Set in a sort of near future in which it is law that you must be in a relationship or else you will be turned into an animal of your choice, Colin Farrell is a recently single man who is sent to a special hotel designed to help you find your next match in life. What follows is an intensely strange and thought-provoking satire of the modern conceptions of relationships disguised as a dark comedy about getting turned into an animal.

First I would like to mention that The Lobster delivers on both being dark and a comedy. This is a film in which juxtaposes the attempted suicide of a fairly primary character with a light joke about Farrell’s compatibility with another hotel mate due to their shared annoyance over said characters screams of pain. But crucially it is very funny. Colin Farrell is just perfect in this kind of film. I honestly can’t think of a modern actor who has better perfected the art of the dead-pan dark indie comedy. And the entire supporting cast here are on point as well. Whether that be Ben Whishaw, John C Reilly, Lea Seydoux, Michael Smiley or Olivia Colman this is a star studded cast that delivers on its potential and then some.
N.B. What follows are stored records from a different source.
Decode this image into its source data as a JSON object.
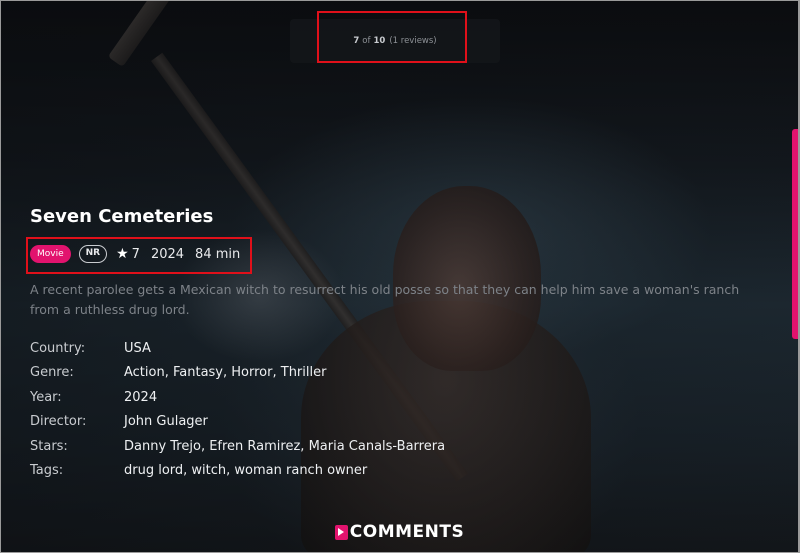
{
  "rating_box": {
    "score": "7",
    "of": "of",
    "max": "10",
    "reviews": "(1 reviews)"
  },
  "title": "Seven Cemeteries",
  "meta": {
    "type_badge": "Movie",
    "content_rating": "NR",
    "star_icon": "star-icon",
    "rating": "7",
    "year": "2024",
    "duration": "84 min"
  },
  "description": "A recent parolee gets a Mexican witch to resurrect his old posse so that they can help him save a woman's ranch from a ruthless drug lord.",
  "details": {
    "country": {
      "label": "Country:",
      "values": [
        "USA"
      ]
    },
    "genre": {
      "label": "Genre:",
      "values": [
        "Action",
        "Fantasy",
        "Horror",
        "Thriller"
      ]
    },
    "year": {
      "label": "Year:",
      "values": [
        "2024"
      ]
    },
    "director": {
      "label": "Director:",
      "values": [
        "John Gulager"
      ]
    },
    "stars": {
      "label": "Stars:",
      "values": [
        "Danny Trejo",
        "Efren Ramirez",
        "Maria Canals-Barrera"
      ]
    },
    "tags": {
      "label": "Tags:",
      "values": [
        "drug lord",
        "witch",
        "woman ranch owner"
      ]
    }
  },
  "comments": {
    "icon": "play-icon",
    "heading": "COMMENTS"
  },
  "colors": {
    "accent": "#e2136e",
    "highlight_outline": "#e0101a"
  }
}
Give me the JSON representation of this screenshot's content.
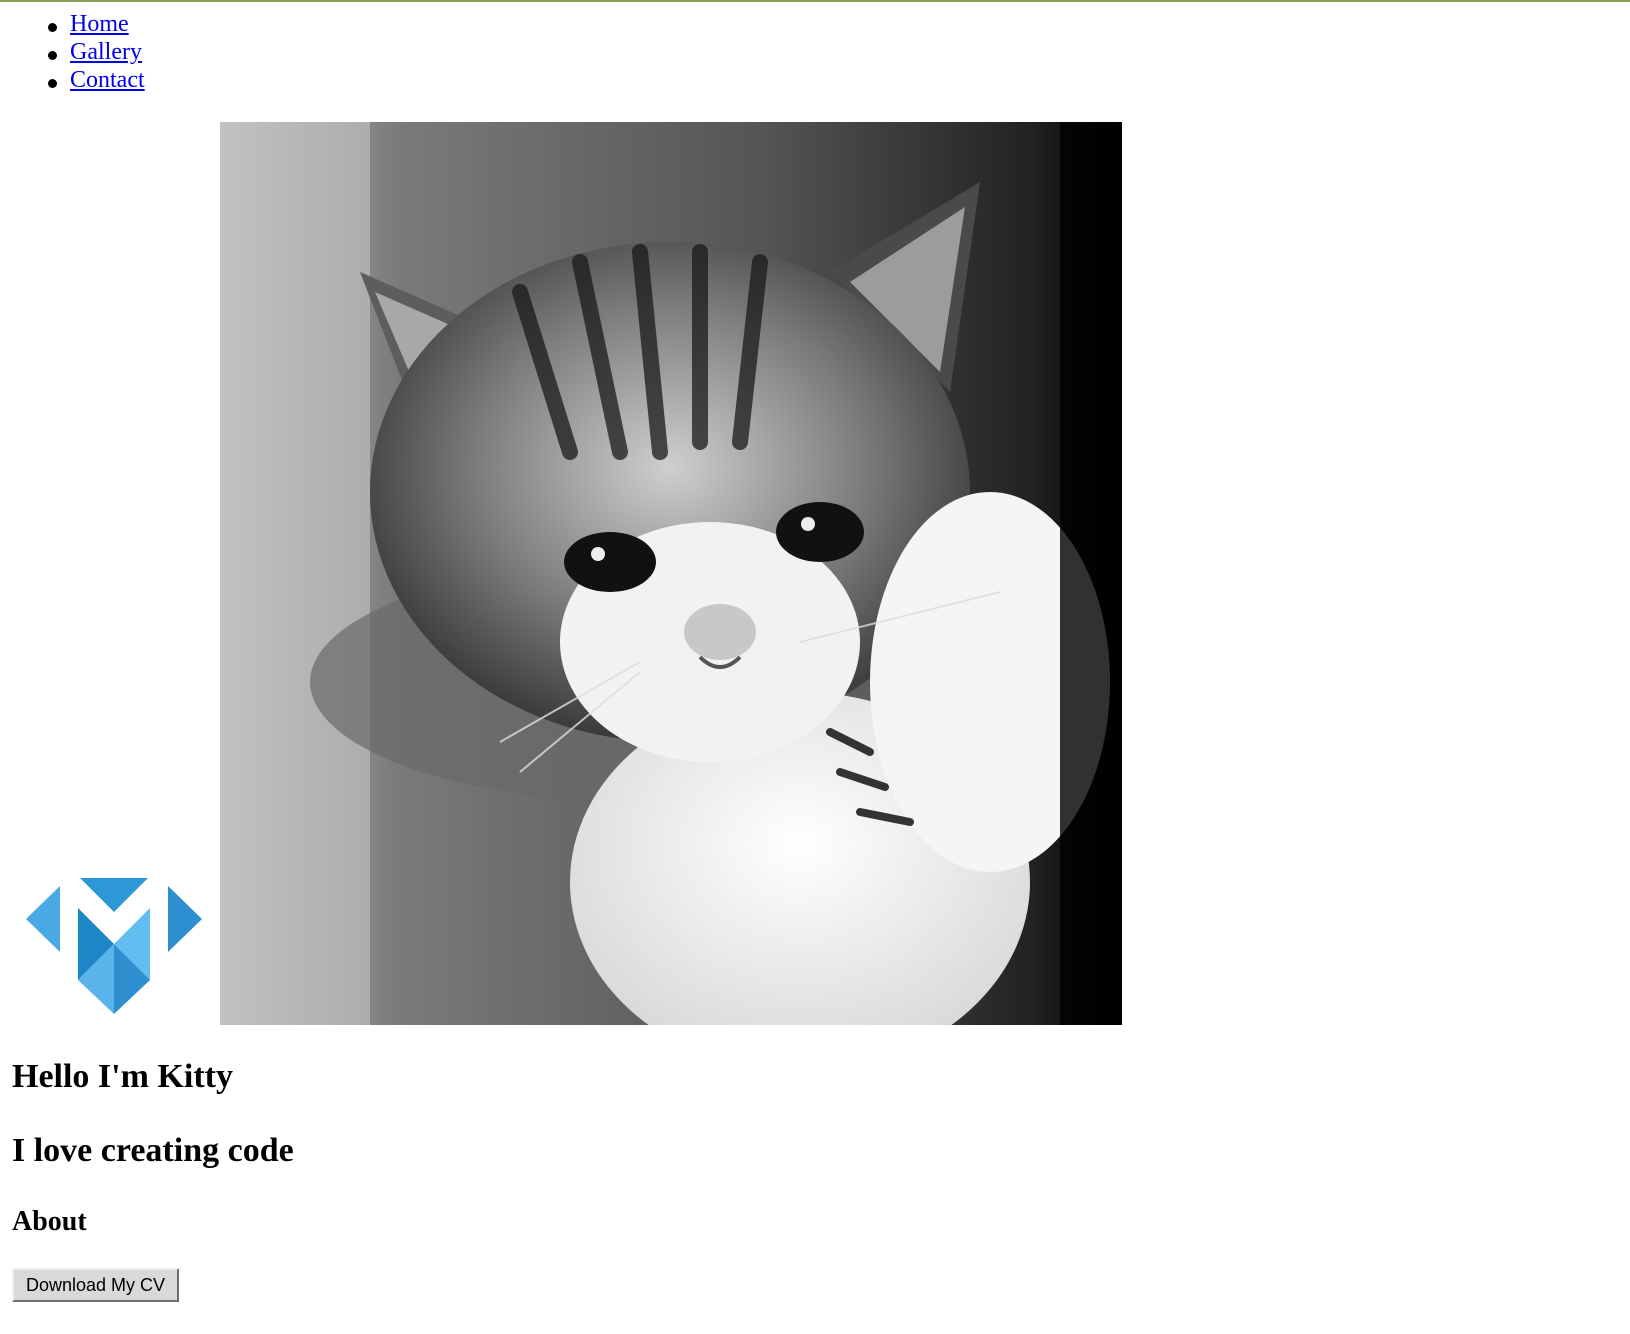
{
  "nav": {
    "items": [
      {
        "label": "Home"
      },
      {
        "label": "Gallery"
      },
      {
        "label": "Contact"
      }
    ]
  },
  "logo": {
    "colors": [
      "#4aa8e4",
      "#2d8fd0",
      "#1f7fc3",
      "#62bdf0"
    ]
  },
  "hero_image": {
    "subject": "black-and-white kitten photo"
  },
  "heading": {
    "title": "Hello I'm Kitty",
    "subtitle": "I love creating code",
    "section": "About"
  },
  "cv_button": {
    "label": "Download My CV"
  }
}
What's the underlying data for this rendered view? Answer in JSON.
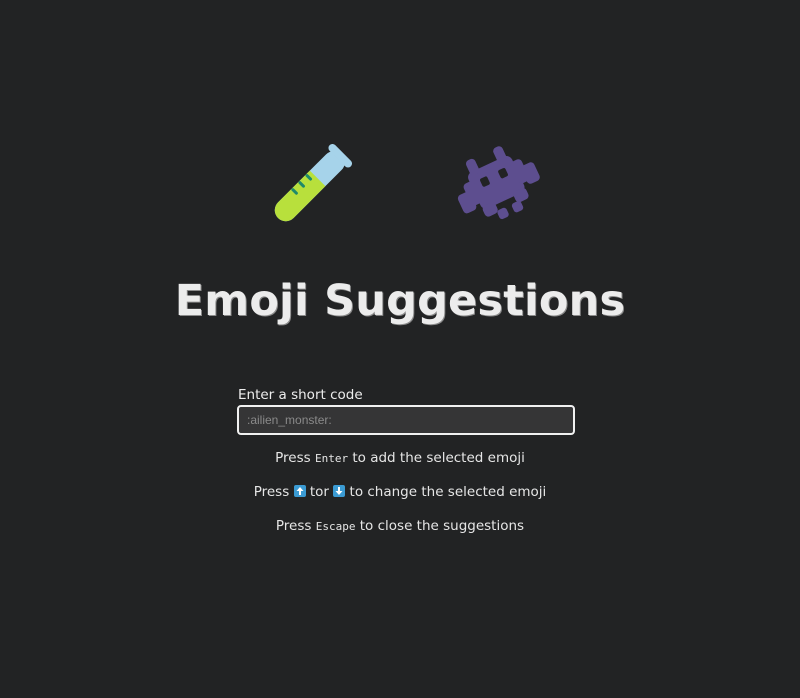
{
  "title": "Emoji Suggestions",
  "hero_icons": [
    "test-tube-icon",
    "alien-monster-icon"
  ],
  "input": {
    "label": "Enter a short code",
    "placeholder": ":ailien_monster:",
    "value": ""
  },
  "hints": {
    "enter": {
      "prefix": "Press",
      "key": "Enter",
      "suffix": "to add the selected emoji"
    },
    "arrows": {
      "prefix": "Press",
      "up_icon": "arrow-up-icon",
      "middle": "tor",
      "down_icon": "arrow-down-icon",
      "suffix": "to change the selected emoji"
    },
    "escape": {
      "prefix": "Press",
      "key": "Escape",
      "suffix": "to close the suggestions"
    }
  },
  "colors": {
    "background": "#222324",
    "tube_liquid": "#b8e03c",
    "tube_glass": "#a6d3ea",
    "tube_marks": "#1f8a6a",
    "alien": "#5d4e8f",
    "arrow_key": "#3b9bd3"
  }
}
It is a gorgeous looking movie, set in some kind of non-descript Europeanish near future that could also be Ireland and shot with a beautiful indie cinematography style (lots of long takes, and chances to soak in the surroundings and the way characters mix with them). All of this mixes with a fantastically jarring soundtrack that underlines the sinister backdrop to the movie. The whole film gives this feel of uneasiness, and even when you are laughing there is a certain melancholy to it all.

Overall, The Lobster is a really fine piece of work. Combining satire with romance with chills and comedy, I really suggest you check it out.